My most troubling memory from my childhood is perhaps that of a little girl getting a prosthetic fitting. I was 15 at the time and battling my own demons. I had just recovered from extensive corrective surgery and was at the orthotics office to get a new pair of calipers (leg braces). I detested the massively inconvenient pieces of metal mesh that shackled my freedom and left me in endless agony and that time was no different.
As I stared woefully at the metal contraption and then back at my sheepish father — who had broken his promise to never inflict another one of these on me — I couldn’t help but feel myself falling off another steep edge.
It was then that the little girl with pigtails caught my eye. She was no more than five years old, her fingers taut around her mum’s loose clothing. The room was dimly lit, but from their silhouettes, I could tell she was missing her right leg. The mother was clearly struggling with the physical piece of prosthetic equipment precariously balanced in one hand and her limp child on her shoulder. I distinctly heard the soft cooing from her pursed lips as she soothed her child.
In an instant, the mother turned and her eyes caught mine. I could see her fright. I’ve often seen that look in people seated in grim hospital waiting rooms — it’s a shocked look I’ve probably had umpteen times myself. Then suddenly she spoke, and I will never forget her words: “Will my child be OK?”
I hated the universe at that moment. I hated it for not allowing me my own private moment of sadness, a moment to linger on my own plight. It wasn’t fair to not allow me my own tears, instead somehow tainting it with the guilt of an emotional hurricane.
Consumed by my own pain, I felt like telling the mother that I thought it most likely wouldn’t be OK. In my opinion, living with a rare disease often makes life not OK. Her precious 5-year-old in simple pigtails might grow up to lead a very different life from what her mother had planned for her. From what I had personally experienced, she would likely be stared at and bullied, and she would probably have her soul crushed repeatedly. If she survived her rare battle, she might end up feeling useless and tired from a lifetime of trying. Her mother, at some points in her life, might be advised, preached at, and shunned, possibly losing friends and struggling with prolonged bouts of isolation. As someone who had already been through 15 years of challenges with a rare illness, I knew the trials can come fast and thick.
The pain from the straps on my new brace was intense. I didn’t want to be a hero who had “gone through so much and survived.” I wanted to scream, “I don’t want to ‘survive!’ I wanted to live!”

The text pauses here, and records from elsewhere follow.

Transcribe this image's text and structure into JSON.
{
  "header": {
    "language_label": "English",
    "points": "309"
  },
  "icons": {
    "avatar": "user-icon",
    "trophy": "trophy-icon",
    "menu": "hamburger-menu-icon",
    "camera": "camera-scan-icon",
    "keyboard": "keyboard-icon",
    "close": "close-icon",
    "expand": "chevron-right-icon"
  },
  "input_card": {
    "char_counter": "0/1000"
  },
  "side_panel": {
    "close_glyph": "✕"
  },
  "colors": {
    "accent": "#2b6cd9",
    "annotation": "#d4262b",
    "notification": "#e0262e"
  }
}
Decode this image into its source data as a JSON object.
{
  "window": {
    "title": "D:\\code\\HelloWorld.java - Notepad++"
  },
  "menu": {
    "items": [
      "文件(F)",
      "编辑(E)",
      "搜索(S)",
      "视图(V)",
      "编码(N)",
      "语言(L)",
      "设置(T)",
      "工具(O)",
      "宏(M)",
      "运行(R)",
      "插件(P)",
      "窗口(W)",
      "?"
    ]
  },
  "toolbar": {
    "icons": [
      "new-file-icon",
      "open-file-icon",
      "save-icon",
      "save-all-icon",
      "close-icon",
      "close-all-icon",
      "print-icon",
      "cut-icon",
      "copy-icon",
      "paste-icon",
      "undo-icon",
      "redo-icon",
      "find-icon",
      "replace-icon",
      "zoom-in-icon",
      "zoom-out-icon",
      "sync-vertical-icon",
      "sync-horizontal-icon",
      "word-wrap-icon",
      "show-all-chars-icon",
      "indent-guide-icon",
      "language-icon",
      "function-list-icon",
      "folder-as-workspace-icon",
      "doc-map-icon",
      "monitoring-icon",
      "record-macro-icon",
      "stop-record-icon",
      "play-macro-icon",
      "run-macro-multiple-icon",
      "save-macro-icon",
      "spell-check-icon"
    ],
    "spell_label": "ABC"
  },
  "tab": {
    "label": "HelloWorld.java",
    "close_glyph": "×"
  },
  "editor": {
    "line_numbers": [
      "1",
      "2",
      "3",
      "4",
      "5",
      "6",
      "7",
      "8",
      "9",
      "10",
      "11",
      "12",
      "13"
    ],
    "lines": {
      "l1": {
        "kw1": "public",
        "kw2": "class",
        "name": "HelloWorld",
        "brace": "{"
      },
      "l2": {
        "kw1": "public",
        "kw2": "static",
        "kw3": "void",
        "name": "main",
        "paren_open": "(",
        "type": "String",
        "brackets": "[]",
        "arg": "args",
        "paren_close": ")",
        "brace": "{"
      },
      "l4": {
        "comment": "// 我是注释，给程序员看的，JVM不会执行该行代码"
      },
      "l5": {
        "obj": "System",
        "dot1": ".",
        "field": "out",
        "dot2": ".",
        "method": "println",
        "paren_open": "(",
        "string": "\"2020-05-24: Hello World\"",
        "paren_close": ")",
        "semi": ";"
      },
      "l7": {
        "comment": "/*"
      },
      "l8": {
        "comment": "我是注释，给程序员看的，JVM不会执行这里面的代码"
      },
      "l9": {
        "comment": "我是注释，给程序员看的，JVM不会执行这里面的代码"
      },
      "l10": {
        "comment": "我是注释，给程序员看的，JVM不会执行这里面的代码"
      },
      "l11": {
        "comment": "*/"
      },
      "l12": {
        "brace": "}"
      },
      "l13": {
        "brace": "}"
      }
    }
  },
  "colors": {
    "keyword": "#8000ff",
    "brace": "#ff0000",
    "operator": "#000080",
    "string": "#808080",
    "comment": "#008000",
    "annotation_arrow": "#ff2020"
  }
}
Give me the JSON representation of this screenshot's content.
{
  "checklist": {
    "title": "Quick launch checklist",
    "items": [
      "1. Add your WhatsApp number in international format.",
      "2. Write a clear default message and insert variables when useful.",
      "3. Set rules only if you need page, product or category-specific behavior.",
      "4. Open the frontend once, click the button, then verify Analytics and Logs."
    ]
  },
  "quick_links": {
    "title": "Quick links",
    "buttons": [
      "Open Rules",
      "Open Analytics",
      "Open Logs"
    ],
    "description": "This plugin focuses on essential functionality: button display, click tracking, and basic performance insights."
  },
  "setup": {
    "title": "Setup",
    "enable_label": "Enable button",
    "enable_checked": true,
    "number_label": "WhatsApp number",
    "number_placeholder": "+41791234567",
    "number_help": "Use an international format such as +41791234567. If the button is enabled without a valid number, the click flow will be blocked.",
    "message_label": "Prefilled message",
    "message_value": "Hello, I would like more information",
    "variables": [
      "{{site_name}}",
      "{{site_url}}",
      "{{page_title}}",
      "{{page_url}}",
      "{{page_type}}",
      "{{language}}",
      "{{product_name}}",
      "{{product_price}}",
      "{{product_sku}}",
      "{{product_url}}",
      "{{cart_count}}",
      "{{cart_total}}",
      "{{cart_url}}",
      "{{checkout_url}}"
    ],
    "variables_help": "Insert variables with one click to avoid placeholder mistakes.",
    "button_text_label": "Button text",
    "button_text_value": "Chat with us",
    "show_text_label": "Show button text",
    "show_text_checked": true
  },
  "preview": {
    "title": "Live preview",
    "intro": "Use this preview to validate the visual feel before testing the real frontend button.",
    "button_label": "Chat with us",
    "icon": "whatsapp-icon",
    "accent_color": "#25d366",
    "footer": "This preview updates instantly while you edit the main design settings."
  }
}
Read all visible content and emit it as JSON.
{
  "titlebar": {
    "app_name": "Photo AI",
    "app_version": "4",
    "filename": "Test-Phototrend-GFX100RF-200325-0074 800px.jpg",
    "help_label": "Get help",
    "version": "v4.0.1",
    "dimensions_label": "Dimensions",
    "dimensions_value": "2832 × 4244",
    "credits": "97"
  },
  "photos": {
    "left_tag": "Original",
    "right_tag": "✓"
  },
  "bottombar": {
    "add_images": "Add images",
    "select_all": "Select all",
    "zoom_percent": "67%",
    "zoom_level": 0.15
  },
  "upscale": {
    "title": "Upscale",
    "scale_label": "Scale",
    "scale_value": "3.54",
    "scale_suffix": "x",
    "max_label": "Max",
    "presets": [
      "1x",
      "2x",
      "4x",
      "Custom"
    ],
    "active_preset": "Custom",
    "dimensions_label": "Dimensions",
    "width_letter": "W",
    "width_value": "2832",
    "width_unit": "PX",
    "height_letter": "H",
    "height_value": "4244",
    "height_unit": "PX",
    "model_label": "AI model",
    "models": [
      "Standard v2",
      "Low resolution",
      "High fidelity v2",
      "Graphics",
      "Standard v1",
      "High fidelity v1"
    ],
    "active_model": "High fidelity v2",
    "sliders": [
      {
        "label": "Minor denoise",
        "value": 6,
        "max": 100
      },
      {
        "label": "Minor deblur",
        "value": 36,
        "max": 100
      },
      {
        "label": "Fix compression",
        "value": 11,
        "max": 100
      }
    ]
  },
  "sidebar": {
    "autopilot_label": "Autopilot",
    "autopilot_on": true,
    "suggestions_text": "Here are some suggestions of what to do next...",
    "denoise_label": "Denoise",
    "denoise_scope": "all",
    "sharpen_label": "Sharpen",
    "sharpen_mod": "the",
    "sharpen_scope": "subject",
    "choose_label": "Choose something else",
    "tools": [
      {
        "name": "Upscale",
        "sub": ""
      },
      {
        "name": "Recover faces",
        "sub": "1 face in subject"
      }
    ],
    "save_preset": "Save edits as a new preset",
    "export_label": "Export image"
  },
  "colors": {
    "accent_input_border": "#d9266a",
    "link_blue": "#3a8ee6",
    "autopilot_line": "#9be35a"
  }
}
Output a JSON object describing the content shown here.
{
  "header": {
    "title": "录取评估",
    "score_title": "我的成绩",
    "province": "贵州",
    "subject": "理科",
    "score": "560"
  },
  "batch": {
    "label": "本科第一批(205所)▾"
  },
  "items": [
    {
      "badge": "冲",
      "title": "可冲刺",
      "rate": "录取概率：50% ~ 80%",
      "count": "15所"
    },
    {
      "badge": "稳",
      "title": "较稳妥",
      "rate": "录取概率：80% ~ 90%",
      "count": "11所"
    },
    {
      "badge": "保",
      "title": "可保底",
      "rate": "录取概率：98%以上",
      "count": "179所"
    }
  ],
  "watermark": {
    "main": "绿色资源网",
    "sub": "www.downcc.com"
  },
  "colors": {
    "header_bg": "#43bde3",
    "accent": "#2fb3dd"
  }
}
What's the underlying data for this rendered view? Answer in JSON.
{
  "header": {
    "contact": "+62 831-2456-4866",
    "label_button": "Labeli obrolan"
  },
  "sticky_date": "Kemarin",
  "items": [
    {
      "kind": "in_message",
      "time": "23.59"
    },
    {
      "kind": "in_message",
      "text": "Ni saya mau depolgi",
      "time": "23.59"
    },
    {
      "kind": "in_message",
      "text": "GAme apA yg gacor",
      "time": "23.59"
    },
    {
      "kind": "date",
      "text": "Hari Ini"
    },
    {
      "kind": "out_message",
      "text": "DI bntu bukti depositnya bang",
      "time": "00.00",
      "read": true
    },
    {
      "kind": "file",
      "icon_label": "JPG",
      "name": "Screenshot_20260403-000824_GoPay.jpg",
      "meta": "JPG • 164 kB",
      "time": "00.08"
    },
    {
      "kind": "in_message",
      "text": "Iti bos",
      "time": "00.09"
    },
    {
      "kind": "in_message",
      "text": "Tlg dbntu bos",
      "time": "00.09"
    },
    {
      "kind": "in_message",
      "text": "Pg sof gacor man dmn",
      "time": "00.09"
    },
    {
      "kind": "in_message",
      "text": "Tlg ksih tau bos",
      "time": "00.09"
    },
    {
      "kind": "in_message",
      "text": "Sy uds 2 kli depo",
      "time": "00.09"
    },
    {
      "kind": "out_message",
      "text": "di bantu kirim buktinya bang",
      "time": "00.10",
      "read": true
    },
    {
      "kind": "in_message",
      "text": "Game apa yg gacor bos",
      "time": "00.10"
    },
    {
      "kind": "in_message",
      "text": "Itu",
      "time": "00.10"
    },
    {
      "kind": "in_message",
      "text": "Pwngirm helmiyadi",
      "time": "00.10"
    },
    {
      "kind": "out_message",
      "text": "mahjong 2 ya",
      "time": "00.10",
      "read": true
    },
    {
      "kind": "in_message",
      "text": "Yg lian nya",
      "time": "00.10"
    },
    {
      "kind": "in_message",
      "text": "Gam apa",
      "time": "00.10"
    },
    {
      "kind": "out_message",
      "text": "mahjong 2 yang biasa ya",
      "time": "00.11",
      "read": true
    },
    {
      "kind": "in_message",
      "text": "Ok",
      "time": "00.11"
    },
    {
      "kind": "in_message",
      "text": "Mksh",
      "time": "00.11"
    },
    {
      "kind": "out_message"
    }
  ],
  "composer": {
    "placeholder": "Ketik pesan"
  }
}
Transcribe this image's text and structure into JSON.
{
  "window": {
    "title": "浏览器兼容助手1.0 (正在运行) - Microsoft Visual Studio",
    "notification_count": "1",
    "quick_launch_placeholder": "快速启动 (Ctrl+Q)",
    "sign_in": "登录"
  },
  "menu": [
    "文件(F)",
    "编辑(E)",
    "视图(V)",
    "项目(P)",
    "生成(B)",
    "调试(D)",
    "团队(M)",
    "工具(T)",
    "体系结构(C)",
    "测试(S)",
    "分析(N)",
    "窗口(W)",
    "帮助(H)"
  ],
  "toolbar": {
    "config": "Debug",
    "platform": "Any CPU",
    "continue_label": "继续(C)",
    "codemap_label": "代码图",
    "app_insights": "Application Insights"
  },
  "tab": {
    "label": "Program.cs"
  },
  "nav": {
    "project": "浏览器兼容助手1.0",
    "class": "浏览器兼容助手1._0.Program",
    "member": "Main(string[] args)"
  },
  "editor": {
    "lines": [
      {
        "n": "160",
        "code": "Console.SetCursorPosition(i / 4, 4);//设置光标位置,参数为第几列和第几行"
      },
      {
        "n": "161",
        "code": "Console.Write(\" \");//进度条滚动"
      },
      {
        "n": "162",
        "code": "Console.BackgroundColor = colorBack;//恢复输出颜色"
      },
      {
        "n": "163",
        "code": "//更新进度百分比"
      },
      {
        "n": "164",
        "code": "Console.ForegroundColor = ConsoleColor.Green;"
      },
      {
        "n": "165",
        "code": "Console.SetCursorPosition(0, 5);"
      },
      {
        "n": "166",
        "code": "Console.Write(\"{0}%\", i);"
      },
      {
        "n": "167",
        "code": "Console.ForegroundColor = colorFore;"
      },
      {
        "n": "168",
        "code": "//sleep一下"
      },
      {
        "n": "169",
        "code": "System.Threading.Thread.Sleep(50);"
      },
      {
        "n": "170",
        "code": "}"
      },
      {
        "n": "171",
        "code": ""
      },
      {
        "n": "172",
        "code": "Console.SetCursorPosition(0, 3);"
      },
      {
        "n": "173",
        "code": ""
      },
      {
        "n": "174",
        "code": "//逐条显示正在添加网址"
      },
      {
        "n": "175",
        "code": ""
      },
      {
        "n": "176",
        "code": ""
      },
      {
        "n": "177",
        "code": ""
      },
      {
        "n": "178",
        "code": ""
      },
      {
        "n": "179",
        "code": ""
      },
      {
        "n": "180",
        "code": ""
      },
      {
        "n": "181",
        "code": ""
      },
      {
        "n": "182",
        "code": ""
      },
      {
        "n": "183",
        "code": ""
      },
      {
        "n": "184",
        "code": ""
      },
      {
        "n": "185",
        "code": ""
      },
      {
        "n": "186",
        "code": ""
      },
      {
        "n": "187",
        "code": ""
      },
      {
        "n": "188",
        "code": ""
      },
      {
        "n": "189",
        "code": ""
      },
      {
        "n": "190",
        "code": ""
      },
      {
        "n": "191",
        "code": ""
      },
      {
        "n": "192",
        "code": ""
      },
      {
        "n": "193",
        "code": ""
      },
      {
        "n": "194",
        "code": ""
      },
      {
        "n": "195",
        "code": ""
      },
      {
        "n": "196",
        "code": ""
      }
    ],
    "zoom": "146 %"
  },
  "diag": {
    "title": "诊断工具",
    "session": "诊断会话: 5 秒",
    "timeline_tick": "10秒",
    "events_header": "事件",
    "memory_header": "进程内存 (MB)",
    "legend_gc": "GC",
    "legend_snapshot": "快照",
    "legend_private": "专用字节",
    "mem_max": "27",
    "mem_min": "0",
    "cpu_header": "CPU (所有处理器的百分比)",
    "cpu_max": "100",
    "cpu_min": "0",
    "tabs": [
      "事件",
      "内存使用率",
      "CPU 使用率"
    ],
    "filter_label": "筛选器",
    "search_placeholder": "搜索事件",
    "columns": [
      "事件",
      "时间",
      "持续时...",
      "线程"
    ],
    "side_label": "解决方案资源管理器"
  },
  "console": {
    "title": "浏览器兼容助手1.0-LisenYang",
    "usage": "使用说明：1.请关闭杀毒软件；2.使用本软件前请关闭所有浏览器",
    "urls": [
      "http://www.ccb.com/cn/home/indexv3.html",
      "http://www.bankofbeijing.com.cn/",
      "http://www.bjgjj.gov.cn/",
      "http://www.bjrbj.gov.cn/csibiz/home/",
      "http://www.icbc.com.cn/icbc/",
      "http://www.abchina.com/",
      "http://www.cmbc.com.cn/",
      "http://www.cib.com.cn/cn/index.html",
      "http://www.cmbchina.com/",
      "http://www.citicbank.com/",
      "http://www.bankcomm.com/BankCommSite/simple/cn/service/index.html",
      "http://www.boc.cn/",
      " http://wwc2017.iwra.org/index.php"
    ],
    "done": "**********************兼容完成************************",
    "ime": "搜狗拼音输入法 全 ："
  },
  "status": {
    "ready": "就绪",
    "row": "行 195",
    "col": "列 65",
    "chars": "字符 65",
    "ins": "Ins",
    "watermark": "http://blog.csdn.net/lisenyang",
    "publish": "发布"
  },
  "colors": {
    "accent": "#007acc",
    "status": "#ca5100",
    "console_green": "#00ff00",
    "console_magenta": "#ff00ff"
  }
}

But, I was too choked up to answer her.
Today, I sit here as a mother of two special boys with an inherited rare disease, and I feel that mother’s clammy hand on mine. I desperately wish I could tell her all the things I know now:
Life with a rare disease isn’t easy. In a field of horses, it may sometimes take 32 years for a doctor to see a zebra. But when you find your zebra, and when the little great things come, you rise like a phoenix from the depths of despair. You hustle. You armor yourself with so much knowledge that you become a resource for others starting similar journeys. You appreciate little moments of truth because they stay with you as gentle reminders for when things fall apart — reminders that yes, even if it took forever and a day, you found your way.
That in this rare disease life, being rare keeps away the ones who callously hit “unfriend,” the naysayers, and the judgment dealers. Those who remain, you cherish and hold forever near. They become your unbreakable support circle, a buttress to your dirty laundry, empty fridge and uncooked dinner.
That this rare disease journey may not be the one you planned, but it just may be the best-planned one for you.
That you might not feel strong, yet you persisted. You spat out conditions, syndromes, and disorders, color-coded that 900-page medical history and insisted on fighting each day to make it the best it could be.
That this rare disease life will break us and curse us with words you were religiously taught never to use. Sometimes you will hate yourself for feeling overwhelmed. Sometimes, you might only see the rare and not your child, inviting the occasional pity party. But after letting it out, you stay yourself because it’s tomorrow, and you straighten that crown.
That this rare disease marathon teaches you to turn away another talisman and refuse a trip to a distant sacred temple famous for “miracles.” But you continue to see mountainous miracles past test results, assessments, and scales of progress. You have your own measure of awesomeness calibrated to a special love, joy and happiness privy only to the rare.
That for this rare disease fight, you don a superhero’s cape and slay hospital visits, therapy sessions, surgeries and recoveries, and heaps of “I’m tired’s.” The emotions are so deep and sharp that in the end they leave you raw, exposed and in never-ending pain. But when the time comes, you know you’d do it all again.
So to that special mother out there with her special rare disease child with pigtails, I know by now you have found your own answer. And to all the rare disease warriors out there beginning this journey, you will find your way.